The idea of Scudo is to fall in the category of “as fast as possible while being resilient against heap based bugs”. Scudo is not the most secure allocator, but it will (hopefully) make exploitation harder, with a variety of configurable options that allow for increased security (but that comes with a cost in performance and memory footprint, like the Quarantine). It is also meant to be a good working ground for future mitigation (such a memory tagging, or GWP-ASan).

Origins

While various options for improving existing allocators were considered, a meeting with Kostya Serebryany‎ lead to the plan of record: building upon the existing sanitizer_common allocator to create a usermode allocator that would be part of LLVM’s compiler-rt project.

The original sanitizer allocator, which is used as a base for the ones of ASan, TSan, LSan, was originally written by Kostya and Dmitry Vyukov‎, and featured some pretty neat tricks that made it fast, and extensible.
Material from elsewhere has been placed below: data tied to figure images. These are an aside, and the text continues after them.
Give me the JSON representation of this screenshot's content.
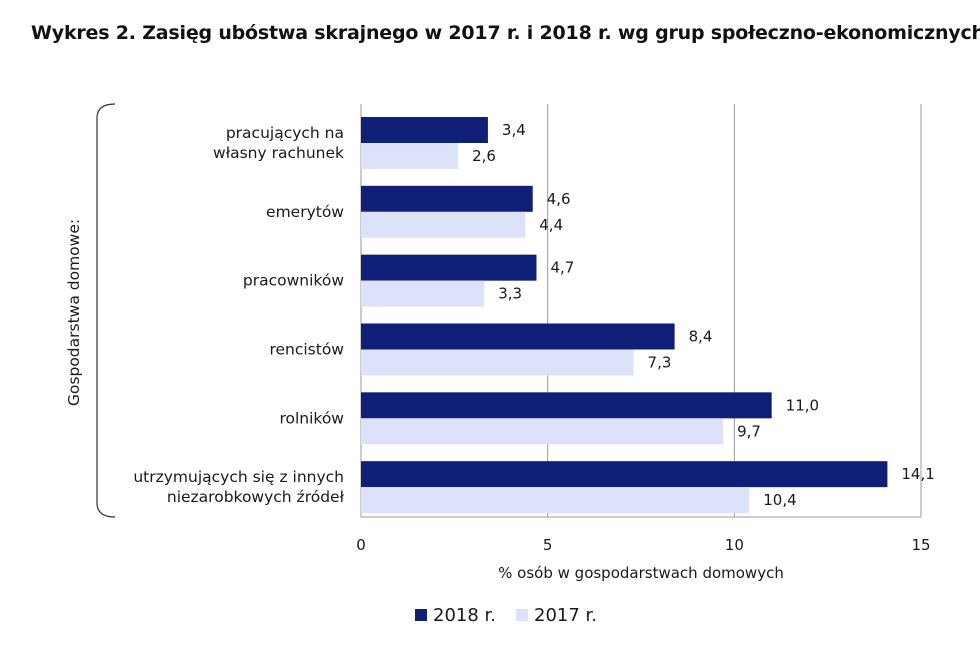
{
  "title": "Wykres 2. Zasięg ubóstwa skrajnego w 2017 r. i 2018 r. wg grup społeczno-ekonomicznych",
  "chart_data": {
    "type": "bar",
    "orientation": "horizontal",
    "categories": [
      [
        "pracujących na",
        "własny rachunek"
      ],
      [
        "emerytów"
      ],
      [
        "pracowników"
      ],
      [
        "rencistów"
      ],
      [
        "rolników"
      ],
      [
        "utrzymujących się z innych",
        "niezarobkowych źródeł"
      ]
    ],
    "series": [
      {
        "name": "2018 r.",
        "color": "#0f1f78",
        "values": [
          3.4,
          4.6,
          4.7,
          8.4,
          11.0,
          14.1
        ],
        "labels": [
          "3,4",
          "4,6",
          "4,7",
          "8,4",
          "11,0",
          "14,1"
        ]
      },
      {
        "name": "2017 r.",
        "color": "#dde2fb",
        "values": [
          2.6,
          4.4,
          3.3,
          7.3,
          9.7,
          10.4
        ],
        "labels": [
          "2,6",
          "4,4",
          "3,3",
          "7,3",
          "9,7",
          "10,4"
        ]
      }
    ],
    "xlim": [
      0,
      15
    ],
    "xticks": [
      0,
      5,
      10,
      15
    ],
    "xlabel": "% osób w gospodarstwach domowych",
    "group_label": "Gospodarstwa domowe:",
    "grid": "vertical",
    "legend": "bottom"
  }
}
A decent amount of things had to be changed (things were allocated from a fixed base address, in a predictable fashion, overall memory consumption was on higher side, etc). The original version targeted Linux only, and then support came for other Google platforms, Android first, and then Fuchsia.

Aleksey Shlyapnikov did some work to make Scudo work on Solaris with SPARC ADI for some memory tagging research, but that work was never upstreamed. I will probably revisit that at some point. As for other platforms, they will be up to the community.

Fuchsia decided to adopt Scudo as their default libc allocator, which required rewriting the code to remove dependencies to sanitizer_common - and we are reaching the final stages of the upstreaming process.